これら2つの示唆から導かれる日本企業のとるべき戦略は、(1)いかに資源を確保し、資源小国から脱するか、(2)短期的発想ではなく、長期的な発想で考える、の2点である。(1)に関しては、資源をその性質から1次エネルギー、金属、穀物の3つに分け、それぞれについてパラダイム転換を提案する。キーワードは「ストックからフローへ」、「地下から地上へ」、「使うから造るへ」の3つである。このキーワードに基づけば、日本は資源小国であることを宿命として受け入れる必要はなく、資源が重要な位置を占める資源時代に適応することが可能になる。(2)に関して、キーワードは「微分型経営から積分型経営へ」である。日本企業は資源価格の更なる上昇を見越して、長期的な視野を持ち、単年での収益最大化ではなく、数十年単位での収益最大化を目指すべきなのである。
以上をまとめると、日本企業は3つのパラダイム転換に沿って、長期的な視点での経営を行うべきである。さらに、こうした日本の新たなビジネスモデルを世界の太宗を占める非資源国へと広げることができれば、日本企業の商機になると同時に、地球規模での持続可能な成長が可能になるのではないだろうか。
審査委員長特別賞
地球と経済のための日本の環境技術
シェレン・ハーリム(インドネシア、19歳)
(仮訳・原文英語)
近年、自然保護の必要性は、単なる予測を超えて世界的な課題となっている。環境被害は(中国、米国など)多くの国々に何十億ドルもの損失をもたらしている。この数字は年々急増しているため、もはや見過ごすことはできない。徐々にではあるが確実に、世界中の指導者やエコノミストは環境上の影響を考慮しはじめている。世界は明らかに革命を経験しつつある。今回、それは環境問題である。
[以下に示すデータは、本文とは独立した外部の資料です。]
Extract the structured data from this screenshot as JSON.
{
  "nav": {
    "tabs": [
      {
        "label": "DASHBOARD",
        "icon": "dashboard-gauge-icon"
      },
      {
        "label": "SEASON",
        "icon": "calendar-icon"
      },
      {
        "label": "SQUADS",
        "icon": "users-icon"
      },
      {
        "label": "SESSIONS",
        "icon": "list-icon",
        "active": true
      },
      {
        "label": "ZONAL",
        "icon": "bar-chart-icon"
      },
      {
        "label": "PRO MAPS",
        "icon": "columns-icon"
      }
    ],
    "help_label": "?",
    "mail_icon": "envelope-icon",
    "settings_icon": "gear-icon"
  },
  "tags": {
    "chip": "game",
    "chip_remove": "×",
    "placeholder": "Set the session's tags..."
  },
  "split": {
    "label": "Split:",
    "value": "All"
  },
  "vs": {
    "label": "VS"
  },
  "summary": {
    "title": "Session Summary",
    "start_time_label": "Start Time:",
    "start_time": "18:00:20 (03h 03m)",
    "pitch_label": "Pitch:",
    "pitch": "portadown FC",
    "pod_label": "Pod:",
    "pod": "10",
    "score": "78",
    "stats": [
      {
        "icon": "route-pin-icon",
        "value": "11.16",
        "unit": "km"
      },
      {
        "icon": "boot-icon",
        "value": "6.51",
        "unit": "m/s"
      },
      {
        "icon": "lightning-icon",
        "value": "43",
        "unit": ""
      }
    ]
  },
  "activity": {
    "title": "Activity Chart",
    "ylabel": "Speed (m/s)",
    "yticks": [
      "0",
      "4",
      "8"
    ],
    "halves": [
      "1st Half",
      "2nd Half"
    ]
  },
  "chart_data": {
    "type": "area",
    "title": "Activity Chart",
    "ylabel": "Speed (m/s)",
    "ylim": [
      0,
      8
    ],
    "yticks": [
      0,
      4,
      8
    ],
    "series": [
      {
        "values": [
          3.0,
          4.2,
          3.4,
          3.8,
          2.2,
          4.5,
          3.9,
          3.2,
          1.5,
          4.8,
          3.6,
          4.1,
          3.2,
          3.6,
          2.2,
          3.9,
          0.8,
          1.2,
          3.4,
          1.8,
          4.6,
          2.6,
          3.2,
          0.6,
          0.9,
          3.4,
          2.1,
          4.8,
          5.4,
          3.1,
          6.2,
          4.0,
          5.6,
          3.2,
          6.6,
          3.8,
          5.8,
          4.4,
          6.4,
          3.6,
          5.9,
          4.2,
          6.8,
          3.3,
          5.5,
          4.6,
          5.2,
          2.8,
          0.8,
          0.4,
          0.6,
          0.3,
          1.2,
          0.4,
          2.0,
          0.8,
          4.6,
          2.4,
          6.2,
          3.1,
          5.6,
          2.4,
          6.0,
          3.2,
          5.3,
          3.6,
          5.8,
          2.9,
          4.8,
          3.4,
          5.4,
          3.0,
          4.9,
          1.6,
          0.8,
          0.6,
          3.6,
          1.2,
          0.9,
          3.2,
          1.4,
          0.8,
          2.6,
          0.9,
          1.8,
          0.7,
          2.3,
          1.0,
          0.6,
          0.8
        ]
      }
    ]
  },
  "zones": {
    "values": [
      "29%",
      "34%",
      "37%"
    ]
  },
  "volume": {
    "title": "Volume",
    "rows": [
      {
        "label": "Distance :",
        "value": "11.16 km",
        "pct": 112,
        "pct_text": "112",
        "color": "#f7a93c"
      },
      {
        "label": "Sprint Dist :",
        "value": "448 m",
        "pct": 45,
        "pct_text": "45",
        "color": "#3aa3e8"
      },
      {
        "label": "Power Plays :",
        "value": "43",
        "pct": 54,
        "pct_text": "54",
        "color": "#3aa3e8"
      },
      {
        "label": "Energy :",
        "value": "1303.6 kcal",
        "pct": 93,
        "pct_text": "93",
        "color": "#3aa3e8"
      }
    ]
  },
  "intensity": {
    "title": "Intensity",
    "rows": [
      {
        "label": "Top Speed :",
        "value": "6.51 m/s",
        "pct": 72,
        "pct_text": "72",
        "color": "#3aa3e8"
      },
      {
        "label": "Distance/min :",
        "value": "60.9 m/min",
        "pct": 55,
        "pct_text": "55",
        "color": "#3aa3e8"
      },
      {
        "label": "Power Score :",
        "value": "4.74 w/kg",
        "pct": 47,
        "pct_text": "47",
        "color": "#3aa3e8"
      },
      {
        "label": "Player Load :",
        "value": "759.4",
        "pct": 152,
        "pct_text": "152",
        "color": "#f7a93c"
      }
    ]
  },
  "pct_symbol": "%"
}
環境と経済成長のどちらを優先すべきかという議論が常にある。この問いかけは、両者が全く別ものだということを前提としているが、その考え方は果たして正しいのだろうか。本稿では、環境保護と経済成長が実は密接に関連しあっていることを明らかにしたい。なぜなら、一方をおろそかにすれば他方が負の影響を受けるからだ。
今、世界に必要なのは、持続可能性という価値観を取り入れたビジネスモデルである。そうした要素を取り込むだけでなく、これを収益機会にも転じる枠組みである。環境に優しい技術(グリーン技術)を通じて、日本は21世紀の市場をリードする競争優位性を獲得している。
本稿ではまず、環境条件がいかに経済成長の中で決定的役割を果たすか、それが将来的にいかに新しい経済のあり方をもたらすかを説明する。さらに、環境技術や利益を出す事業哲学を通じて、日本はこれを大きなチャンスととらえることができるし、そうとらえなければならないことを論じる。環境技術の市場は主に途上国、とりわけ中国になるであろう。これら途上国は現在、急激に成長しており、最大のエネルギー利用国、そして汚染物質排出国にもなるであろう。したがって日本は、投資、資金提供(とりわけ研究開発、そしてその実践者)、技術移転などさまざまな方法で、途上国とのパートナーシップを強化することがきわめて重要である。本稿ではまた、意識の啓発、専門性の最適活用など、日本がその立場を強固なものにするうえでとるべきアプローチについて検討したい。最後に、「持続可能な成長、環境、生活」という日本の最大の目標にあらためて言及し、全体をまとめ、結論を導きたい。